Questo incremento, contrariamente a quella che è l’opinione comune, non risulta egualmente distribuito su tutti gli oceani della Terra, ma varia da zona a zona in funzione delle correnti oceaniche e dei variabili effetti della gravità. Nei mari europei, in particolare, l’incremento del livello è più marcato che altrove, a causa dell’accelerato scioglimento della coltre nevosa e dei ghiacciai della Groenlandia. Di conseguenza è legittimo temere per l’Europa un maggiore impatto negativo.
In particolare gli scenari elaborati per prevedere quali potrebbero essere le conseguenze di questo fenomeno indicano l’aggravarsi delle inondazioni in coincidenza dei cicloni, una più marcata esposizione delle coste all’azione erosiva delle onde, la perdita di vaste aree pianeggianti che giacciono a livello del mare, le infiltrazioni di acque salate nell’entroterra con il conseguente inquinamento delle riserve di acqua dolce.

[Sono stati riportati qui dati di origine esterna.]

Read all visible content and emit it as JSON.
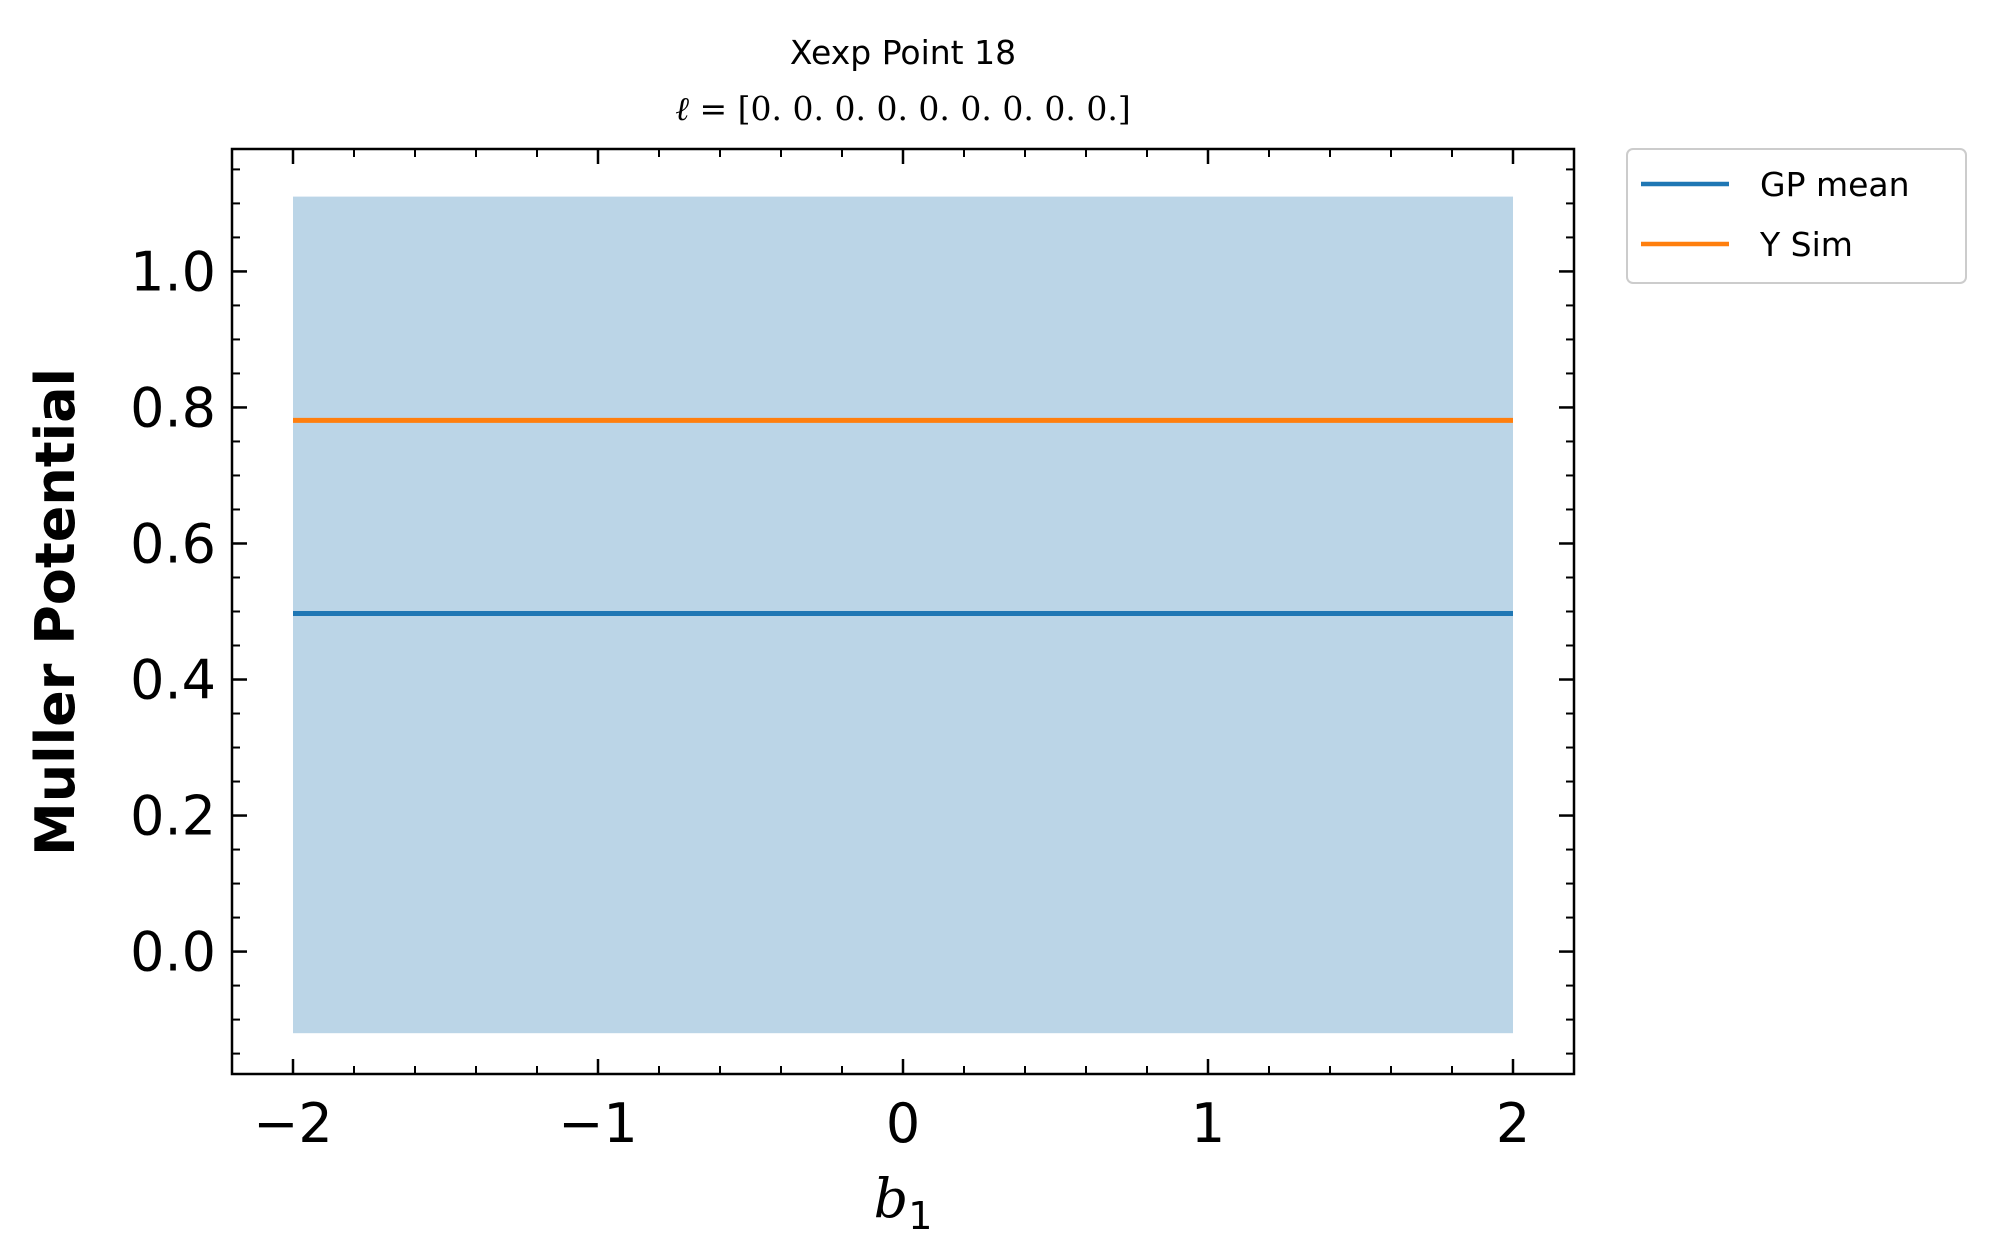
{
  "chart_data": {
    "type": "line",
    "title": "Xexp Point 18",
    "subtitle_symbol": "ℓ",
    "subtitle_rest": " = [0. 0. 0. 0. 0. 0. 0. 0. 0.]",
    "xlabel_main": "b",
    "xlabel_sub": "1",
    "ylabel": "Muller Potential",
    "xlim": [
      -2.2,
      2.2
    ],
    "ylim": [
      -0.18,
      1.18
    ],
    "x_ticks": [
      -2,
      -1,
      0,
      1,
      2
    ],
    "x_tick_labels": [
      "−2",
      "−1",
      "0",
      "1",
      "2"
    ],
    "y_ticks": [
      0.0,
      0.2,
      0.4,
      0.6,
      0.8,
      1.0
    ],
    "y_tick_labels": [
      "0.0",
      "0.2",
      "0.4",
      "0.6",
      "0.8",
      "1.0"
    ],
    "x_minor_step": 0.2,
    "y_minor_step": 0.05,
    "band": {
      "x": [
        -2,
        2
      ],
      "lower": -0.12,
      "upper": 1.11,
      "color": "#bbd5e7"
    },
    "series": [
      {
        "name": "GP mean",
        "x": [
          -2,
          2
        ],
        "y": [
          0.497,
          0.497
        ],
        "color": "#1f77b4"
      },
      {
        "name": "Y Sim",
        "x": [
          -2,
          2
        ],
        "y": [
          0.781,
          0.781
        ],
        "color": "#ff7f0e"
      }
    ],
    "legend_position": "outside-top-right"
  }
}
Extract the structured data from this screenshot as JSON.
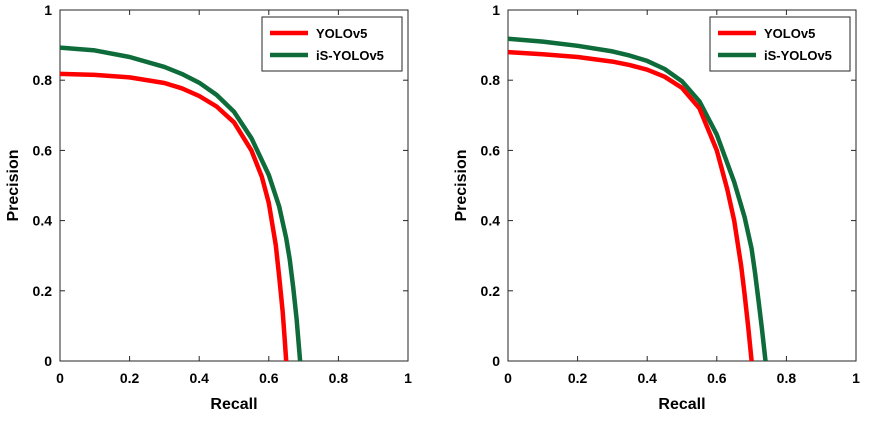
{
  "chart_data": [
    {
      "type": "line",
      "title": "",
      "xlabel": "Recall",
      "ylabel": "Precision",
      "xlim": [
        0,
        1
      ],
      "ylim": [
        0,
        1
      ],
      "xticks": [
        "0",
        "0.2",
        "0.4",
        "0.6",
        "0.8",
        "1"
      ],
      "yticks": [
        "0",
        "0.2",
        "0.4",
        "0.6",
        "0.8",
        "1"
      ],
      "grid": false,
      "legend_position": "top-right",
      "series": [
        {
          "name": "YOLOv5",
          "color": "#ff0000",
          "x": [
            0,
            0.1,
            0.2,
            0.3,
            0.35,
            0.4,
            0.45,
            0.5,
            0.55,
            0.58,
            0.6,
            0.62,
            0.63,
            0.64,
            0.645,
            0.65
          ],
          "y": [
            0.818,
            0.815,
            0.808,
            0.792,
            0.777,
            0.755,
            0.725,
            0.68,
            0.6,
            0.525,
            0.45,
            0.33,
            0.24,
            0.14,
            0.07,
            0
          ]
        },
        {
          "name": "iS-YOLOv5",
          "color": "#0e6b3a",
          "x": [
            0,
            0.1,
            0.2,
            0.3,
            0.35,
            0.4,
            0.45,
            0.5,
            0.55,
            0.6,
            0.63,
            0.65,
            0.66,
            0.67,
            0.68,
            0.69
          ],
          "y": [
            0.893,
            0.885,
            0.866,
            0.838,
            0.818,
            0.793,
            0.758,
            0.71,
            0.635,
            0.53,
            0.44,
            0.35,
            0.29,
            0.21,
            0.12,
            0
          ]
        }
      ]
    },
    {
      "type": "line",
      "title": "",
      "xlabel": "Recall",
      "ylabel": "Precision",
      "xlim": [
        0,
        1
      ],
      "ylim": [
        0,
        1
      ],
      "xticks": [
        "0",
        "0.2",
        "0.4",
        "0.6",
        "0.8",
        "1"
      ],
      "yticks": [
        "0",
        "0.2",
        "0.4",
        "0.6",
        "0.8",
        "1"
      ],
      "grid": false,
      "legend_position": "top-right",
      "series": [
        {
          "name": "YOLOv5",
          "color": "#ff0000",
          "x": [
            0,
            0.1,
            0.2,
            0.3,
            0.35,
            0.4,
            0.45,
            0.5,
            0.55,
            0.6,
            0.63,
            0.65,
            0.67,
            0.68,
            0.69,
            0.7
          ],
          "y": [
            0.88,
            0.874,
            0.866,
            0.853,
            0.843,
            0.83,
            0.81,
            0.778,
            0.72,
            0.6,
            0.49,
            0.4,
            0.27,
            0.19,
            0.1,
            0
          ]
        },
        {
          "name": "iS-YOLOv5",
          "color": "#0e6b3a",
          "x": [
            0,
            0.1,
            0.2,
            0.3,
            0.35,
            0.4,
            0.45,
            0.5,
            0.55,
            0.6,
            0.65,
            0.68,
            0.7,
            0.71,
            0.72,
            0.73,
            0.74
          ],
          "y": [
            0.918,
            0.91,
            0.898,
            0.882,
            0.87,
            0.855,
            0.832,
            0.797,
            0.74,
            0.645,
            0.51,
            0.41,
            0.32,
            0.25,
            0.17,
            0.09,
            0
          ]
        }
      ]
    }
  ]
}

Anche la vita marina accusa dei segni di difficile adattamento e di disordine rispetto a questa catena di effetti negativi, come è dimostrato dalle migrazioni di molte specie di pesci e di uccelli marini che cercano le condizioni termiche e ambientali più favorevoli alla loro sopravvivenza.
Ma uno degli allarmi più insistenti di questi cambiamenti che si stanno verificando a una velocità superiore a quella prevista soltanto pochi anni fa dagli specialisti del “global change“, riguarda la pesca che già ora appare in crisi in diverse aree del nostro continente. Tanto che si pensa di dovere cambiare le norme vigenti che regolamentano modalità e tempi di questa fondamentale attività economica.

Nadia Pinardi, la responsabile del dipartimento di Oceanografia dell’INGV sottolinea come tra gli autori del report figura anche il ricercatore Giovanni Coppini, precario, che ha dato un contributo fondamentale alla ricerca e che fa parte del gruppo di studiosi INGV che ha permesso di monitorare il Mar Mediterraneo per ritrovare i segnali incontrovertibili dei cambiamenti climatici.
Il contributo fornito dal nostro Istituto alla migliore conoscenza dell’ambiente marino europeo e delle trasformazioni che sta subendo in conseguenza dei cambiamenti climatici – conclude il professor Enzo Boschi, presidente dell’INGV – è la dimostrazione di come la ricerca applicata nel settore geofisico possa dare un utile contributo anche alle attività economiche e sociali“.